Sabina rested her forehead on the table, its cool surface too inviting to pass up. She felt like crying again and wasn’t sure why. “But you did feel them? Once?”

She heard her mother open up the grinder and transfer the grounds into the top of the percolator. “Long ago, yes. When I was little more than a girl in Sicily, and your father was a young mafioso. All strut and big words.” A smile saturated her voice. “In our hometown, there weren’t so many opportunities as you have here. You either stole or were stolen from. You hit or were hit. The Mafia was sometimes the only protection we had. The government—” She made a scoffing, dismissive sound. “They were the worst criminals of all. But it was a small town. Not much to do, not much to make of yourself. So your father and Franco and Vanni all decided to come to America. They’d heard grand stories about the opportunities. I couldn’t imagine a life without him, so we married, and I came too.”

Sabina hummed out a sigh. “Very romantic.”

“No.” Mama’s voice went stiff. “It was not, or not for long. For the first months, we lived in a shanty along the docks in New York. Twelve people stuffed in a small room, never enough food. Praying our numbers would be drawn in the lottery. Every penny we earned, the Black Hand would steal from us. Just like in Sicily, the authorities didn’t care. ‘Let the dagos kill one another,’ they’d say. As if we were no more than animals.”

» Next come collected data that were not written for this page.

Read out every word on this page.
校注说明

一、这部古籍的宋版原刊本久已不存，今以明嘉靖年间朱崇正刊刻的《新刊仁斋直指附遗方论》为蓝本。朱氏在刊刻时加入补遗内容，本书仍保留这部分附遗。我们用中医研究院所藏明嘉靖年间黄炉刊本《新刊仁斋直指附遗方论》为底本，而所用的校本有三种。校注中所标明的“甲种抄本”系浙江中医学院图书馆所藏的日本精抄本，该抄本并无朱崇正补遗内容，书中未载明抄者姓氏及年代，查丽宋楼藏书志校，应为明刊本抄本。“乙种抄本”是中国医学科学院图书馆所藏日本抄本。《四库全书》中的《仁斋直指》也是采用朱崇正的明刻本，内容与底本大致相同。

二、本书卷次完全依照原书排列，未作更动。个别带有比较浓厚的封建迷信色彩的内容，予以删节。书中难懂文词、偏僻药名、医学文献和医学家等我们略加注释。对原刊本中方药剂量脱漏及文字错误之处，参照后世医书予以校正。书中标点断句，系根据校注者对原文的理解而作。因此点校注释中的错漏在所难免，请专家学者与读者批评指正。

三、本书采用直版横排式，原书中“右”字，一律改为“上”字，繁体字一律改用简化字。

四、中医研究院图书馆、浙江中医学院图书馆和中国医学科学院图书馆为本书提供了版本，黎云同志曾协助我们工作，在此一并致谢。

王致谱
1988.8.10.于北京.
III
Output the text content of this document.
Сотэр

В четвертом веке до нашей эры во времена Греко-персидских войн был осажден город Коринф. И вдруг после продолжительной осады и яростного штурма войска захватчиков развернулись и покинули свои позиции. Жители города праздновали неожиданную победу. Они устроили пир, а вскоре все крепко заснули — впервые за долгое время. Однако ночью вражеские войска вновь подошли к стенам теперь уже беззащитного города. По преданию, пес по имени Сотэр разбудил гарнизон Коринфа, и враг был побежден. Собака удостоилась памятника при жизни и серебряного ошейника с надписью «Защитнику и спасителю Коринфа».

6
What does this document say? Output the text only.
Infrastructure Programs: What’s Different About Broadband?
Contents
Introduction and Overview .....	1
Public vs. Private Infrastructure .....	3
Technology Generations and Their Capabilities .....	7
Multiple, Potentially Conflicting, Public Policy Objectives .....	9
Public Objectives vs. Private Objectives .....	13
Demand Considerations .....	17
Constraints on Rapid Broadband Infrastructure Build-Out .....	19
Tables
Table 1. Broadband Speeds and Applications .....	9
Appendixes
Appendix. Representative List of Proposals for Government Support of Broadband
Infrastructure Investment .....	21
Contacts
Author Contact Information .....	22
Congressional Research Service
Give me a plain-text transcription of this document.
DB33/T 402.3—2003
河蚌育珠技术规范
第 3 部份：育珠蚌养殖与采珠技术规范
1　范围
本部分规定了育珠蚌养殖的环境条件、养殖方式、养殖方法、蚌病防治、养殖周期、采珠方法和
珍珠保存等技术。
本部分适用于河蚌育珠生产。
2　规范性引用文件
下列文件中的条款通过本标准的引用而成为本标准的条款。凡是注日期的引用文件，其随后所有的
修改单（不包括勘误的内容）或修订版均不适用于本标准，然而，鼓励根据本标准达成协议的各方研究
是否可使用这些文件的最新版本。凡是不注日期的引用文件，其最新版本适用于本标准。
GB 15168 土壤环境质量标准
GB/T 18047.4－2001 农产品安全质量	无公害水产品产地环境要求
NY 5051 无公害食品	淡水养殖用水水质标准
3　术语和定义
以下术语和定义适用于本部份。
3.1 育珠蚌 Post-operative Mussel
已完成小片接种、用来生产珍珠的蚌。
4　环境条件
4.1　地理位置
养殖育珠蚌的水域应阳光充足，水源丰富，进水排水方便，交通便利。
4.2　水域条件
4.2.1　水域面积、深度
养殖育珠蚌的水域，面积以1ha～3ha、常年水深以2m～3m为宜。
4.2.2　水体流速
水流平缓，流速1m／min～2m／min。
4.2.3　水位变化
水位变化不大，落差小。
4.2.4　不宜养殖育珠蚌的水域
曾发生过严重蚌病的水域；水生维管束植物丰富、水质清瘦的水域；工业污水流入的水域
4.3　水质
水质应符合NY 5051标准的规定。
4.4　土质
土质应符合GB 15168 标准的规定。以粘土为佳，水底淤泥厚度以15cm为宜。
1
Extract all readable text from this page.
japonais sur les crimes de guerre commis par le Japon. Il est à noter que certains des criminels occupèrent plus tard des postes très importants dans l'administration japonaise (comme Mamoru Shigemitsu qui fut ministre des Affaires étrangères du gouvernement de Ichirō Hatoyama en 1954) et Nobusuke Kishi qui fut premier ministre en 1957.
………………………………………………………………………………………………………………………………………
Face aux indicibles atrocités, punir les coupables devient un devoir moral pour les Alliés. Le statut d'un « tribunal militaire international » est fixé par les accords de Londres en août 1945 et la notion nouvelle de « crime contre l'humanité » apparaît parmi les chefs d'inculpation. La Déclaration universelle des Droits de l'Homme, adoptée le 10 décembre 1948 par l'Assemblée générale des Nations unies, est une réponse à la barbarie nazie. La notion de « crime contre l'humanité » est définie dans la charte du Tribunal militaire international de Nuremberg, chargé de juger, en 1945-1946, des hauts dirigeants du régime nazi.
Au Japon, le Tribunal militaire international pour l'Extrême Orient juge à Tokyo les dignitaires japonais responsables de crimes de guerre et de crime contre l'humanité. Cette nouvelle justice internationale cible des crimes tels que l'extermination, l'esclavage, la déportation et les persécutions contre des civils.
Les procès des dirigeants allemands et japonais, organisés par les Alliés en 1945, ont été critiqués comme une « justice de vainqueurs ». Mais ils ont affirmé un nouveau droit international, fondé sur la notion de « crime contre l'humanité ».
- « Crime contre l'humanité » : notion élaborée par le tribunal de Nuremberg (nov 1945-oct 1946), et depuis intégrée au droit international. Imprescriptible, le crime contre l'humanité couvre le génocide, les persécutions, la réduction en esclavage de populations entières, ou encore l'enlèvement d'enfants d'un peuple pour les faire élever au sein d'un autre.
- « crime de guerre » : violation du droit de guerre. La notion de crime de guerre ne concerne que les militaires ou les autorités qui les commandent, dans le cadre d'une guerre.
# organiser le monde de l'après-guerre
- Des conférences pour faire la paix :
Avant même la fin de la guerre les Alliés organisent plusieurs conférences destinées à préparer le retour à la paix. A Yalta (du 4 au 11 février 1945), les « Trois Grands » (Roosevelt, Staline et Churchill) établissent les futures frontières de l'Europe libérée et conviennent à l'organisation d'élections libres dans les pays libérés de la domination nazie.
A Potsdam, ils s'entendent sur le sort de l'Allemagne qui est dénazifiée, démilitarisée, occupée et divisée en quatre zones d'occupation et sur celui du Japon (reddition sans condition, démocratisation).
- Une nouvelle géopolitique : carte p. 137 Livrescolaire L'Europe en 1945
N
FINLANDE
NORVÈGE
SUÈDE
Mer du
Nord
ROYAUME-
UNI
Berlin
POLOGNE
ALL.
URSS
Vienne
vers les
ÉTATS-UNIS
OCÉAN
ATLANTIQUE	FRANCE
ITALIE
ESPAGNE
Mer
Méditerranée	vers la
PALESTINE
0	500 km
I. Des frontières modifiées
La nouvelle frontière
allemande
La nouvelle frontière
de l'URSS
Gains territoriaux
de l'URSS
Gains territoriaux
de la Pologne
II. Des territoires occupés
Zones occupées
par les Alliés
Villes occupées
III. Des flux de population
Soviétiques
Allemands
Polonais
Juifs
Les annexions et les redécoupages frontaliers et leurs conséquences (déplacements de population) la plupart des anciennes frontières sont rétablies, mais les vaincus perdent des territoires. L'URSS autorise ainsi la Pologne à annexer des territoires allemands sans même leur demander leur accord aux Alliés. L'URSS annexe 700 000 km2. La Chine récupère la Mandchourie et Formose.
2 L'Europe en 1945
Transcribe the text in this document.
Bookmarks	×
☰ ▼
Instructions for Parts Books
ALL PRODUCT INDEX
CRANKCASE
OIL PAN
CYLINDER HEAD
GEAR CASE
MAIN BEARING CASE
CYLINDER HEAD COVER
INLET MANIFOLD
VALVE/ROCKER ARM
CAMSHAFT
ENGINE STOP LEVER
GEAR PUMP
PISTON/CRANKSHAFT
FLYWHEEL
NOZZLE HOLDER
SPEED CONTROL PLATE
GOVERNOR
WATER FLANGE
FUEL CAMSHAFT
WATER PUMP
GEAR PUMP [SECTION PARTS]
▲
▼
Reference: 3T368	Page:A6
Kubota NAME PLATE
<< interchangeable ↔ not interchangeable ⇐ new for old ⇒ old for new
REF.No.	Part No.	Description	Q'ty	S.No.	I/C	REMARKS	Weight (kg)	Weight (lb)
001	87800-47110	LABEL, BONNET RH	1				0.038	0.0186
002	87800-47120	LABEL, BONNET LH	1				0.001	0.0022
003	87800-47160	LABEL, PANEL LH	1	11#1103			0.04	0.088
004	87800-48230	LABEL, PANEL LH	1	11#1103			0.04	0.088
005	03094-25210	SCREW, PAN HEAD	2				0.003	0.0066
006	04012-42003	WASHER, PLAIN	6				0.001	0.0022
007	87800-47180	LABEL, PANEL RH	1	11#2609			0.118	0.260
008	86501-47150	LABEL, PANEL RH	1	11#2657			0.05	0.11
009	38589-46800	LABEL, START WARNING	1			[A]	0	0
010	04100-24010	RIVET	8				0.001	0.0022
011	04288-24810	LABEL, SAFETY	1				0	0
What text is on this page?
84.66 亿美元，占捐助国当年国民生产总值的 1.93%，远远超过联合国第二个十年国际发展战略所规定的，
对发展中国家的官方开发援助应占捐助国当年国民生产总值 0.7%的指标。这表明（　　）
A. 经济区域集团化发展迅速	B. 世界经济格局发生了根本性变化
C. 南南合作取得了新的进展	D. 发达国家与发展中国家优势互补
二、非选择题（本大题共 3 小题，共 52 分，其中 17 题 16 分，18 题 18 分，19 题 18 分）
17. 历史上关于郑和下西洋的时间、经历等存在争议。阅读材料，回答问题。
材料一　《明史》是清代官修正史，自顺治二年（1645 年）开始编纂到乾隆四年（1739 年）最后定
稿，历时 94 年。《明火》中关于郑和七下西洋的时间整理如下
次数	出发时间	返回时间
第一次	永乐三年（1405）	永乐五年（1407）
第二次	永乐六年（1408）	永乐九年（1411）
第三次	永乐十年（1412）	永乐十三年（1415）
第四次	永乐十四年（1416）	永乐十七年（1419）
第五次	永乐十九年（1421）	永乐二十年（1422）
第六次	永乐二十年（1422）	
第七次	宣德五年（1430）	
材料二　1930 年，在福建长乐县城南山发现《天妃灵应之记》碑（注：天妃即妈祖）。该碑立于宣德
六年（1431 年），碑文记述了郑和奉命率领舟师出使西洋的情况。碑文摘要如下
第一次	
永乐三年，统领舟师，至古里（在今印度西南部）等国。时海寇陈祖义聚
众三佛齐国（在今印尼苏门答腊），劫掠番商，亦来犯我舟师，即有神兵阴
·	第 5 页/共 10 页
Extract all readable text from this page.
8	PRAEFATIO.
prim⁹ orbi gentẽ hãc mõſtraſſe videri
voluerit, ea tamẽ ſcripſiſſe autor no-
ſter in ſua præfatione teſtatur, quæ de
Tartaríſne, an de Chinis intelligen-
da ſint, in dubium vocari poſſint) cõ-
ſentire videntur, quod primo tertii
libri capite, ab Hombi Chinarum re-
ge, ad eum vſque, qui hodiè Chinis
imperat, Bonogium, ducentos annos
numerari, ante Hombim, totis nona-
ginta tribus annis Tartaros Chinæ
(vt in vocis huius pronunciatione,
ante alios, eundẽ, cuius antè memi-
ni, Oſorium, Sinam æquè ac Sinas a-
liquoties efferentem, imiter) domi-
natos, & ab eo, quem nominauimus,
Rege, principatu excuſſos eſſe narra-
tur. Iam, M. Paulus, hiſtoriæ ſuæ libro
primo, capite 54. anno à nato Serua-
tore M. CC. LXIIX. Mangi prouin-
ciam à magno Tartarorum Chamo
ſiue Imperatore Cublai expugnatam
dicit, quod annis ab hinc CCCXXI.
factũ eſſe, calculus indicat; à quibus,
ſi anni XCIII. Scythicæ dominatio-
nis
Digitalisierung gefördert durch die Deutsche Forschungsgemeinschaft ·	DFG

The hatred in Mama’s tone inspired Sabina to lift her head. She saw a matching bitterness in her mother’s eyes. “It took a year before we got out of there, and we managed it only then because Manny and Franco made a deal with Lupo, offering to distribute some of his counterfeit money in Chicago if he would pay our way here. By that time, I was pregnant with Gianna, God rest her soul.” She crossed herself, as she always did when mentioning either of the two children who had died before Sabina was born. “Once we were here, your papa got to work. Found ins anywhere he could, took them where they shouldn’t be found, spilled blood when necessary.”

Mama gave her head a sharp shake. “It was not pretty, Sabina, and not romantic. There were days I wanted to run away, but I had nowhere to go. Days I wanted to end it all, especially after my baby died in her cradle. Days I wanted to kill your father when he came home smelling like the cheap perfume of the women he had begun to sell.”

Afraid she might be sick, Sabina squeezed her eyes shut and wrapped her arms around her stomach. “You’ve never told me any of this.”